Morgens kurz vor sechs: "Werner, deinen Stand gibt es nicht mehr"
Als bei Werner Rödel am zweiten Weihnachtsfeiertag morgens kurz vor sechs Uhr das Telefon schellte, konnte er die Worte am anderen Ende der Leitung kaum fassen. „Werner, deinen Stand gibt es nicht mehr. Er ist abgebrannt.“ Ein Schock sei das für ihn gewesen erzählt der 61-Jährige rückblickend. „Vor allem aber war ich entsetzt über so viel Erbärmlichkeit. Derjenige hat das nicht nur mit einem Feuerzeug gemacht.“
Wie die insgesamt sechs Holzbuden in Brand gesteckt wurden, dazu äußert sich die Polizei bislang nicht. Die Kripo ermittelt weiterhin in dem Fall der vorsätzlichen Brandstiftung, bei dem ein Sachschaden von rund 50.000 Euro entstanden ist. Rödel, der an seinem Stand dort seit zehn Jahren allerlei Figuren wie Schutzengel, Gnome, Weihnachtselche und Charaktere der Augsburger Puppenkiste verkauft, hat es finanziell hart getroffen. „Ich habe keine Versicherung, die das auffängt. Dieses Jahr wird bei mir alles auf Kante laufen“, gibt er offen zu. Trotz der Ungerechtigkeit, die ihm widerfuhr, hadert er nicht mit dem oder den Tätern.

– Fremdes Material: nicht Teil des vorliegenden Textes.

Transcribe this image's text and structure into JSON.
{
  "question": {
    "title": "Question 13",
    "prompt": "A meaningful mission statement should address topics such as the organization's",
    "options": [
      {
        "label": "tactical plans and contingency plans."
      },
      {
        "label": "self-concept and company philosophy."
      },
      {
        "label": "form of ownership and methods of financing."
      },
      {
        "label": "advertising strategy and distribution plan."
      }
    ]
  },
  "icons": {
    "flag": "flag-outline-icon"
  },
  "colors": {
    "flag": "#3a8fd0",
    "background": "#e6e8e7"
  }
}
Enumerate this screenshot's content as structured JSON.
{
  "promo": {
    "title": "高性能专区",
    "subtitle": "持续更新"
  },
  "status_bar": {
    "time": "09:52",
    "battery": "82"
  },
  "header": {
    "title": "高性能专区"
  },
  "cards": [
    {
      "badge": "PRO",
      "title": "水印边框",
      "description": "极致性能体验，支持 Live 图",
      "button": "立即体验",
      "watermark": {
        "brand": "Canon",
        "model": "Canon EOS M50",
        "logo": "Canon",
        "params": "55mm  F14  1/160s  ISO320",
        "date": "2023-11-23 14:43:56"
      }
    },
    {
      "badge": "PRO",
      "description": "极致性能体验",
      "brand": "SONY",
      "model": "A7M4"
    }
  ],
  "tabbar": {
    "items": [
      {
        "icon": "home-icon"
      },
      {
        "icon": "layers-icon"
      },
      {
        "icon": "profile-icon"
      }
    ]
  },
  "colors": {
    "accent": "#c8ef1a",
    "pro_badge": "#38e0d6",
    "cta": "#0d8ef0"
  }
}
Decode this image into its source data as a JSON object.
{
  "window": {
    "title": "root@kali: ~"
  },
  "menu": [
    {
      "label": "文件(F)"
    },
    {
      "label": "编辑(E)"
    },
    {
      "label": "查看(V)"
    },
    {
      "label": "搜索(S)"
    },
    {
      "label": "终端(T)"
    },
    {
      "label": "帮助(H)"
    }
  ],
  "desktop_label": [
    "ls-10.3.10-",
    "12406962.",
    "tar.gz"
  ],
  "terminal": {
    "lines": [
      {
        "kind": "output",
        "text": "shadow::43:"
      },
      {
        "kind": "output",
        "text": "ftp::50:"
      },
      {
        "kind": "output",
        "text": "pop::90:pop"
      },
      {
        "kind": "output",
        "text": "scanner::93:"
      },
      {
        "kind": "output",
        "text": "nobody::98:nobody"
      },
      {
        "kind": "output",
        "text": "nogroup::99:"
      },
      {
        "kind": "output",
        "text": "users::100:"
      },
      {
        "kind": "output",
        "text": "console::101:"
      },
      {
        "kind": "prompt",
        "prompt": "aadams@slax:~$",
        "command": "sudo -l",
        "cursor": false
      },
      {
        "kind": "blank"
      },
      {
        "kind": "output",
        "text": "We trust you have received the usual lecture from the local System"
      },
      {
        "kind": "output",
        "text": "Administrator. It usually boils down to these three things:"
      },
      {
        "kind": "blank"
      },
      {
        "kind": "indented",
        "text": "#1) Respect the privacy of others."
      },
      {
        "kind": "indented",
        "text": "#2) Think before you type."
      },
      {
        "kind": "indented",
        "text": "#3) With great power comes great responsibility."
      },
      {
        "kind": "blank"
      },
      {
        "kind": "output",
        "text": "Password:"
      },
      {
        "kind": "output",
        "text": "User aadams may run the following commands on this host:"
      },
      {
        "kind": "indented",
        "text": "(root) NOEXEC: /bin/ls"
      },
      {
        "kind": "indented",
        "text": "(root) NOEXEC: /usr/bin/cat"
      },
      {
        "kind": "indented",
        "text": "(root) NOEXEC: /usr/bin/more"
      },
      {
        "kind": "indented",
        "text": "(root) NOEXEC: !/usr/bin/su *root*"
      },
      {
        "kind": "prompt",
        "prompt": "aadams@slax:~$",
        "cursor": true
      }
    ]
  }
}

Lamentieren ist ihm fremd. Dafür ist er seinem Leben gegenüber zu positiv eingestellt. Der Mann mit dem grauen Zopf freut sich viel mehr über die Solidarität, die ihm nach der Brandstiftung entgegenschlug. Gerührt sei er von der angebotenen Hilfe von Kollegen des Christkindlesmarktes, aber auch von den Verantwortlichen des städtischen Marktamtes gewesen. Rödel zückt sein Smartphone und zeigt ein Bild eines Wackelelches, den er mal verkauft hat. „Die Aufnahme stammt aus einem Garten in Neuseeland. Dazu schrieben mir die Leute, dass ich bloß nicht aufgeben soll.“ So etwas bewegt ihn. Kapitulieren kam für Werner Rödel tatsächlich nie in Frage, auch wenn er zunächst Wut und Trauer empfand.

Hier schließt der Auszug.